AbstractExtrinsic and intrinsic size effects on the spontaneous polarization of epitaxial ferroelectric films are discussed. The extrinsic effect of electrostatic origin is attributed to the presence of nonferroelectric subsurface layers in the film. Theoretical studies of this depolarizing-field effect are reviewed. It is concluded that, for perovskite ferroelectrics sandwiched between electrodes with a perovskite structure, the depolarizing-field effect on the static properties should be negligible. The extrinsic size effect is also attributed to the thickness dependence of the film in-plane lattice strain Sm, which is due to the generation of misfit dislocations in the epitaxy. Variation of the film polarization with the misfit strain Sm is described by a nonlinear thermodynamic theory, which allows for the mechanical film/substrate interaction.
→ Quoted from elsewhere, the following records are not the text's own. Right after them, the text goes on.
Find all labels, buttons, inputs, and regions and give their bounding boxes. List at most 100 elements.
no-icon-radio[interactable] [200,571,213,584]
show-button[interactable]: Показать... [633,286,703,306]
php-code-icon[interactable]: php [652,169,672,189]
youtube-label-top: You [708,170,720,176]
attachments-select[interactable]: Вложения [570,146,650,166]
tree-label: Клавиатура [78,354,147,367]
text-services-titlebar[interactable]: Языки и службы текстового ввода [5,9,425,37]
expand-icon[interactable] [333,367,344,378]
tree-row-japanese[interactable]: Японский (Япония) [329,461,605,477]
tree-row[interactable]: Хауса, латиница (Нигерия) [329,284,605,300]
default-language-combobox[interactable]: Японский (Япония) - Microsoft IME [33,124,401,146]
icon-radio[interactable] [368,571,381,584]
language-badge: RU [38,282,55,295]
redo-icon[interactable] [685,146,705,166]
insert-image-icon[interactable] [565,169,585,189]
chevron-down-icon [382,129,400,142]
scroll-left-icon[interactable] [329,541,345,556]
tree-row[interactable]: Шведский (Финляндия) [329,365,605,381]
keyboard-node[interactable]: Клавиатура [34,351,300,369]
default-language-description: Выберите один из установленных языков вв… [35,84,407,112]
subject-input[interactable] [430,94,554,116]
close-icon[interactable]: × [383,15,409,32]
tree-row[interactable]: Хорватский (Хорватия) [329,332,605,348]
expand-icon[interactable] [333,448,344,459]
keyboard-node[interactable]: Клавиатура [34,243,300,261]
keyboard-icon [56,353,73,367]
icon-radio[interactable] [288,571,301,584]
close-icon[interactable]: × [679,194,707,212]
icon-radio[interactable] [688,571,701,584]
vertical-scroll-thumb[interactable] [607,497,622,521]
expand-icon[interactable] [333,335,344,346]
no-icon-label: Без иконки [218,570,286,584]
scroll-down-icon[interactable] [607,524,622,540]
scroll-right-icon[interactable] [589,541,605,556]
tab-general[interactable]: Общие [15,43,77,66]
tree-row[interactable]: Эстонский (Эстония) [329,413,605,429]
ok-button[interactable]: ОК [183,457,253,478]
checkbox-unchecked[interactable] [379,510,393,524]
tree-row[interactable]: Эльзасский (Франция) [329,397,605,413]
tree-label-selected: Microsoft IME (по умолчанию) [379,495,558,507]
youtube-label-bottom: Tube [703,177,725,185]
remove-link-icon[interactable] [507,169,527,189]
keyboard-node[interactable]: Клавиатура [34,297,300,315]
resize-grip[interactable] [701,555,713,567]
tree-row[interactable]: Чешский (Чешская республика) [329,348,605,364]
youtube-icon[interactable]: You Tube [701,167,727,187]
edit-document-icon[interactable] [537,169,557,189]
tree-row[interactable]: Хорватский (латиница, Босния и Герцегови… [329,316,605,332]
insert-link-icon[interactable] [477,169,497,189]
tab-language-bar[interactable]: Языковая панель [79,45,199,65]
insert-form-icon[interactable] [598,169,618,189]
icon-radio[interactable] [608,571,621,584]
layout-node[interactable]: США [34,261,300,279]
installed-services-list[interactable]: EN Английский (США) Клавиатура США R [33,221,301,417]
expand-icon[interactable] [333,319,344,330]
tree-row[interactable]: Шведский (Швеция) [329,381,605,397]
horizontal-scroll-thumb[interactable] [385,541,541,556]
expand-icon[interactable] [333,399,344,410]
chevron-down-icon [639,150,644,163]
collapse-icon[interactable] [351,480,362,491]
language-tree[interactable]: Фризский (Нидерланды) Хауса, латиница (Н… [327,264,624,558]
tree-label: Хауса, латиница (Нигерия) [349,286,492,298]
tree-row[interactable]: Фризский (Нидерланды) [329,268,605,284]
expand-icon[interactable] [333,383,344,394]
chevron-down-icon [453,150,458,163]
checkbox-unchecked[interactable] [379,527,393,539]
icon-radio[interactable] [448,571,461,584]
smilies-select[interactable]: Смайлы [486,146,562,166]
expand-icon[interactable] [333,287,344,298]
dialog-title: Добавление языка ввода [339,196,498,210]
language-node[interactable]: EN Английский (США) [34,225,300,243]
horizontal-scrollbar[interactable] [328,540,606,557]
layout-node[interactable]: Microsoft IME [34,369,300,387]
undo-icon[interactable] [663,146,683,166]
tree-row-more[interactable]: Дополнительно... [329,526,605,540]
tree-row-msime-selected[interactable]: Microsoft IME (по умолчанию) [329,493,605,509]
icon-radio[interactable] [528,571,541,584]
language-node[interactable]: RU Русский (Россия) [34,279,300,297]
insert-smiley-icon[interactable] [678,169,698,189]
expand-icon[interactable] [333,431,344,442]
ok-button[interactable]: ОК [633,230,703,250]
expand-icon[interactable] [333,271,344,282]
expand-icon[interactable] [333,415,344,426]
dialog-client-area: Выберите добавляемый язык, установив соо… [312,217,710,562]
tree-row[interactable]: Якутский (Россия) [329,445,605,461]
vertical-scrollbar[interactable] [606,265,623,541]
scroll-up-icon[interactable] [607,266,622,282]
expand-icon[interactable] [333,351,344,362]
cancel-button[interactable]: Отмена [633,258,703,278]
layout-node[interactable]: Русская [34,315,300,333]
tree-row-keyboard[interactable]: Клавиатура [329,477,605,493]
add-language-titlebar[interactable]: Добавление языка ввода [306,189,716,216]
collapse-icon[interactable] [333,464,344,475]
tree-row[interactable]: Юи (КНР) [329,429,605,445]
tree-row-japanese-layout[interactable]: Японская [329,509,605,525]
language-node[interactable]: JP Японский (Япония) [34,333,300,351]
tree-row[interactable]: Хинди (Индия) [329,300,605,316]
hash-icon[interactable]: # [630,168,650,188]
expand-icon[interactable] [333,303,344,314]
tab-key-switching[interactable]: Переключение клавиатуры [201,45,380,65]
The intrinsic effect of the film surfaces, which is associated with spatial correlations of the ferroelectric polarization, is simultaneously taken into account via the concept of extrapolation length δ. It is shown that, in films grown on compressive substrates (Sm < 0), the strain-induced increase of the mean polarization prevails over the negative intrinsic size effect (δ > 0). As a result, well below the transition temperature, ferroelectricity may be present even in nanometer-thick epitaxial layers. Motivated by this result, we propose the concept of ferroelectric tunnel junction. First results on tunnelling through ultrathin barriers of perovskite ferroelectrics are presented.